“おれは、失えば何度でも傷つく。
●『イクライナの鬼』(※魂、転生、任務、仕事、鬼神、未練、娘、家族、上司、閻魔、記憶、特異体質、友人、軍人、過去、一角獣、運命、過去) 著者名:崎谷真琴
出版社:集英社
コバルト文庫
2007年度ロマン大賞佳作
★★★★
出版年:2007.08
ISBN :9784086010634
傷つくことになれてしまったらそこで終りだと思ってる。
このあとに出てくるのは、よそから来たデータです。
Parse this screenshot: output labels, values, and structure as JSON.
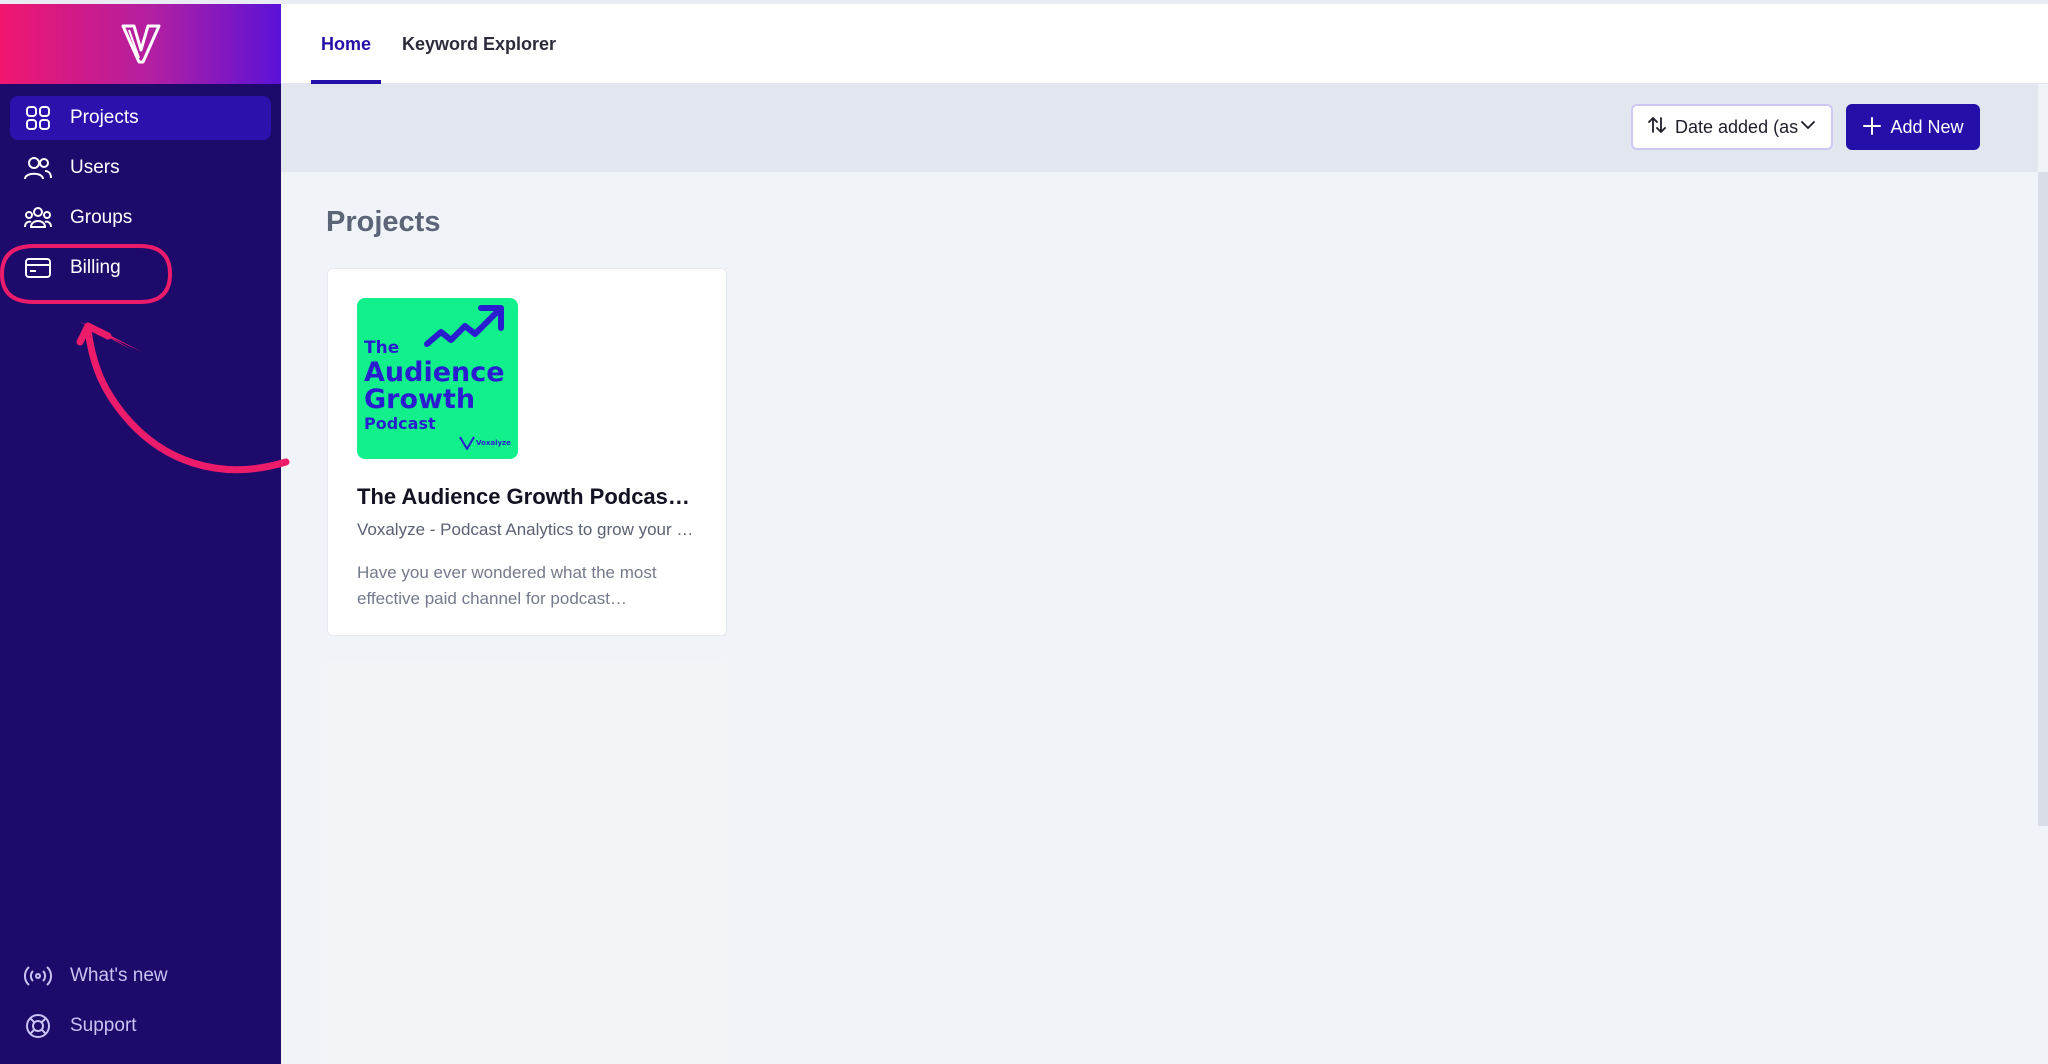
{
  "sidebar": {
    "items": [
      {
        "label": "Projects",
        "icon": "grid-icon",
        "active": true
      },
      {
        "label": "Users",
        "icon": "users-icon"
      },
      {
        "label": "Groups",
        "icon": "groups-icon"
      },
      {
        "label": "Billing",
        "icon": "credit-card-icon"
      }
    ],
    "bottom_items": [
      {
        "label": "What's new",
        "icon": "broadcast-icon"
      },
      {
        "label": "Support",
        "icon": "lifebuoy-icon"
      }
    ]
  },
  "tabs": [
    {
      "label": "Home",
      "active": true
    },
    {
      "label": "Keyword Explorer"
    }
  ],
  "toolbar": {
    "sort_label": "Date added (ascending)",
    "add_label": "Add New"
  },
  "main": {
    "section_title": "Projects",
    "projects": [
      {
        "title": "The Audience Growth Podcast: Marketing Strategies",
        "subtitle": "Voxalyze - Podcast Analytics to grow your show",
        "description": "Have you ever wondered what the most effective paid channel for podcast…",
        "cover": {
          "line1": "The",
          "line2": "Audience",
          "line3": "Growth",
          "line4": "Podcast",
          "brand": "Voxalyze"
        }
      }
    ]
  },
  "colors": {
    "sidebar_bg": "#1d0a6b",
    "accent": "#2410a8",
    "annotation": "#ec1c6b",
    "cover_bg": "#12f08b"
  }
}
”
受賞作というだけあっておもしろい。
ラノベ全体から見るとまあまあなんだけど、
コバルトとしては上位組。
表紙は男性2人ですが、BL要素は一切ナシ。
純粋に、男の生き様、友情、家族愛が描かれてます。
「生きる」というのがテーマで、命の話。
主人公は死神のトール。
シルという軍人の魂を転生させることが今回の仕事。
彼は結婚してて妻子持ち。
戦場で命を落すが魂が少年の姿となって地上に残っているのだ。
傭兵時代からのシルの友だちセルシアに、
元人間である死神のトールに、
死神と人間という生活を繰り返している特異体質の持ち主・シャルマに。
これはいいですね。
死神を扱った作品っていくつもあるけど、
これは命の重みが丁寧に描かれてる。
一人一人ってのがしっかりと描かれてる。
主な登場人物のみんなを愛せるよ、これは。